Повестка в космос, стр. 71

6

— Гри-и-ша!.. — отразился эхом голос Ари. И все замерло на несколько лет.

— Гри-и-ша!

И исчезло навсегда.

Что- то было в смерти. После смерти. За смертью. Но не получалось вспомнить. Как сон. Смотришь его, участвуешь, но проснулся — и позади будто стена. Она не пускает назад. Сон рядом, за этой стеной, тело еще живет им. Но попытки вспомнить наталкиваются на преграду. И ощущаешь страшную досаду. Там происходило что-то интересное, важное. Почему? Почему нельзя вспомнить? Ведь это было всего лишь секунду назад

Смерть стояла подобным рубежом — отсекающей границей. Обидно до слез: как же так? Мне надо жить? Зачем? Ведь только что было так прекрасно! Еще мгновение назад ощущалось нечто невероятное. Назад, верните меня назад! Я не хочу оттуда уходить! Но что там было? Что именно? Будто лишили только что врученного подарка — красивой удивительной коробочки, в которой самое-самое нужное, самое невероятное и фантастическое, но что именно — не узнаешь никогда.

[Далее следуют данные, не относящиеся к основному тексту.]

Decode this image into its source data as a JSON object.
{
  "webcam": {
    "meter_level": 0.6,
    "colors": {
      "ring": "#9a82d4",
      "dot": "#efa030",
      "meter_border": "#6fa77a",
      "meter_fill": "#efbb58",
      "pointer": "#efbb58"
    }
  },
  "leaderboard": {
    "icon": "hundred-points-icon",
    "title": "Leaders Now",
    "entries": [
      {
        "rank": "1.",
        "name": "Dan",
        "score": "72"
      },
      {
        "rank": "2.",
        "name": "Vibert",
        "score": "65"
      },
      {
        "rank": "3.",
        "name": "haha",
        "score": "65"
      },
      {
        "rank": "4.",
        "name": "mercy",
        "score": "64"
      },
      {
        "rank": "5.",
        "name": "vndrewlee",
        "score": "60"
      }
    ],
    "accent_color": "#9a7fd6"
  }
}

Не хотелось жить. В жизни царили холод и мрак. А там, за смертью, только что происходило что-то волшебное. Но меня лишили даже воспоминаний об этом, оставив лишь тоску и обиду.

«Живи!» — приказали мне. И забросили в ледяную кривую комнатку, где мне пришлось выгнуться, согнуться, вывернуть руки и ноги, с силой вдавить голову в плечи, чтобы уместиться. Пронзающий холод растворил в себе без остатка. Я был холодом.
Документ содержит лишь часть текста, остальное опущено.